Visitors don’t visit museums for their tech. Rather, they seek meaningful encounters with collections. The role of exhibitions is to facilitate that encounter by telling stories. New media offer one means of doing so, but may not be the best fit for every story. The most recent tech might draw too much attention to itself, or juxtapose oddly with the themes of the exhibit. Other times the latest gadget is still too experimental, or is too expensive. As Head of New Media, Dave’s job is as often to steer curatorial and exhibit teams away from an exciting new technology as it is to suggest a new, unfamiliar tool. That approach buys a lot of trust and goodwill. It also helps teach non-technologists that technology is no big deal, its just another tool.

A recent exhibition at the Science Museum, the Web Lab, shows both the challenges and the power of pushing the technological envelope when the tech is itself part of the story. Web Lab was an html5 based multi-user platform that allowed onsite visitors to collaborate with people online as they manipulate onsite installations together. The exhibit could only be fully accessed through Chrome, although it was designed to work without plug-ins or extras. And it was open 24/7 to online audiences (with all the support challenges that brought). An extremely complex project, it would not have been feasible without its for-profit partners, such as Google, which brought the initial proposal to the Museum, along with a different set of development practices, which ultimately offered new ways of engaging museum visitors.

Technology should move our practice forward

Perhaps unsurprisingly, the exhibit development process took on some of the flavor of tech development. Most of the time museums revise, finalize and approve the exhibit, only then opening to the public. The process requires significant front-end testing, evaluation and revision, but at some point the various teams sign off on the final draft and that is it. In contrast, technology companies roll out beta versions of their whole software, and gather information from what happens as the program is used in order to keep revising, adding features, and improving the final product. With Web Lab, the museum tried the latter approach for the first time, inviting visitors to participate in the process of revision once the whole exhibit was installed.  The museum found that visitors were pretty thrilled to be invited to contribute to the final product and did in fact make a number of changes not only to the software, but also to the installation (including modifying the exhibit path). For the museum, this opened up the opportunity to evaluate the totality of the exhibit and Dave is thinking carefully about how that model might inform the practice of designing exhibits going forward.

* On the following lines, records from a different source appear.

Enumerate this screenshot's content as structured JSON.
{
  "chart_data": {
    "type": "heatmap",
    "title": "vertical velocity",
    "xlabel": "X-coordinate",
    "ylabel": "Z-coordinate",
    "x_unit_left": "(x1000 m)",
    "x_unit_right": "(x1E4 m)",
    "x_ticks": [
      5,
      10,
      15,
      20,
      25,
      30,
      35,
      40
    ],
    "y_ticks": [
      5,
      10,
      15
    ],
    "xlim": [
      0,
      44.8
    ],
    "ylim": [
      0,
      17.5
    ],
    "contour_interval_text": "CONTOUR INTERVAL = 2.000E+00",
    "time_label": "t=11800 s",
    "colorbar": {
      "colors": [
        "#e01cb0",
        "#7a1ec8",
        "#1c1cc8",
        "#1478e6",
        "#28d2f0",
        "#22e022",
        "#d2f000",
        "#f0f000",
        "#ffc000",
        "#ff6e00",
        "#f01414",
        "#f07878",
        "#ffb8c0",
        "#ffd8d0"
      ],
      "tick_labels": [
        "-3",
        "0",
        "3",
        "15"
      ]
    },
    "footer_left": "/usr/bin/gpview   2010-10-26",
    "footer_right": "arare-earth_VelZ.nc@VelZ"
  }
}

Technology has and continues to change museum audiences

The right tool capitalizes on what potential museum audiences are already doing online. When most people go online searching for content, they don’t start at a museum website, rather they go to platforms that aggregate content for them. They might run a google search, check YouTube for videos, or start at a Wikipedia page. Increasingly, museums have to pay attention to where their online audiences are and go to them. Chances are, pieces of a museum’s collection already exist somewhere on the web and outside the institution’s direct control. This might mean revising content that already exists, or competing with it by offering better content (better quality videos for example). Museums also have to pay attention to how visitors consume content. Visitors don’t want another museum app, they want to be able to keep doing what they’re already doing to engage with your exhibit. Increasingly they are also bringing their own devices into the galleries with them, which means access to a whole landscape of content. As Dave points out, this lays the burden on museums to consider where their voice exists in the larger universe that is the web (something of a reverse, or 21rst century update to the concept of the multi-vocal museum!).